バブル時代の女子高校生はむしろ清楚だった。お嬢様風の風貌をしていて、ルーズソックス(画像)を履くどころか、通常の女子高校生の紺色ソックス以上に清楚な「三つ折りソックス」を履いたりしていた。髪の毛は染めないし、濃い化粧もしなかった。
ルーズソックスは文字通りだらしない見た目をしていて、世間の人は敬遠し、校則で禁じる学校も多かった。しかし、彼女らはそのスタイルを押し通せたのは、バブル期に深夜のディスコで踊り狂ったワンレンボディコンたちが「大和撫子は奥ゆかしくつつましやかにあるべき」を打ち砕く先駆者として都市文化を華やがせたお蔭だったのではないか。バブルの女子が草原を踏み倒して作った「わだち」にアスファルトを流し込んだのがコギャルであり、「本来の自然景観が乱れる」ことに強く反発したのが当時の世間の大人たちだった。
だから「やってTRY」とか、「学校へ行こう!」のファッションチェックのようなコギャルを正しい道に糺そうとする企画がテレビで流行ったりもした。やってTRYは「女は料理を作る人」というミソジニー意識に基づいていたし、「学校へ行こう!」のファッションチェックはV6のメンバーにルーズソックスの匂いを嗅がせて感想を言わせるという、足フェチや匂いフェチの変態AVと同じ目的が暗にひめられていた単なるセクハラコーナーだった。
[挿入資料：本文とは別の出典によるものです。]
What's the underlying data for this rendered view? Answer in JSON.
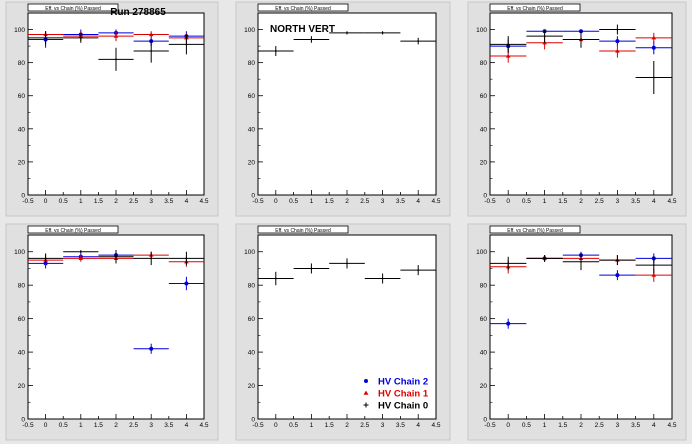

そもそもコギャルが集まった渋谷と言う街自体が、1980年代にセゾンと東急が競い合って発展し、東京の、日本の、バブル文化の繁栄が凝縮された場所だった。彼女らが路上で食べたクレープは1980年代に原宿で流行ったものだし、ハーゲンダッツ路面店のアイスクリームは1990年初頭に六本木で流行ったものだった。コギャルがギャルサーで踊った「パラパラ」は、ディスコの延命に貢献しただろう。
食べ物、雑貨、化粧品、服装、娯楽施設、メディア・・・あげればきりがないが、コギャルが消費する文化の大半は、バブル期にワンレンボディコンやその財布のアッシーメッシー君から搾取してガッポリ儲けていた業者がそのまんま提供していて、売り物を平成式にアレンジしたものばかりだった。バブル期に存在しなかったものといえば携帯電話とルーズソックスくらいではないか。もちろん彼女らは卒業すると、制服を脱ぎ、晴れて「子ギャル」から大人の若い女性としての「ギャル」に進化し、今まで以上に、大学のサークルなどでバブル時代から引き継がれている青春を謳歌したのである。
さとり世代の女子高校生はバブルの終焉
現在の女子高校生にはコギャルは存在しない。
厚化粧はしなくなったし、ルーズソックスは誰も履いていない。埼玉に行けばまだいるかもしれないが、じきに消滅すると思われる。これは完全なるバブル文化の衰退だと思わないか。
たとえば今、女子高校生がどこにもっとも屯しているかご存知だろうか。「スシロー」である。安く食事ができてデザートも手に入れられる。椅子はふかふかで心地よくて、お茶はタダで飲み放題、2人~6人まで同じテーブルをともにできるので、都合がいいのだ。コギャル以前の清楚だった頃の女子高校生が、少女漫画に影響されてデニーズでパフェをつついていたことを考えるとずいぶんと娯楽のクオリティが下がっている。
タイツを履いた女子高校生がやたら多いのはかわいいからではなく単純に保温性が高いから履いているにすぎない。通学用の革靴を卒業後もファッションアイテムにするのも、靴を買う無駄遣いに興味を示さないからだ。量産型女子大生はかくして生まれるわけである。それじゃああまりにも華が無いからと髪の毛くらいは染めるが、それ以上のことは何もしない。
バブルの文化は極端に言えば「成上った日本人のカネの無駄遣い」である。真夏に莫大な冷房代を浪費してゲレンデを再現するザウスなんてまさに資源と資金をすさまじく浪費していたわけで、無駄遣いしたところで対して面白くないと気付いたからあらゆる文化が廃れたにすぎない。
それに比べれば、体験するまでもなくその文化の程度について悟ってしまい、徹底的に合理的に生きる今の女子高校生の方がよっぽど彼らの親世代よりも賢者なのだ。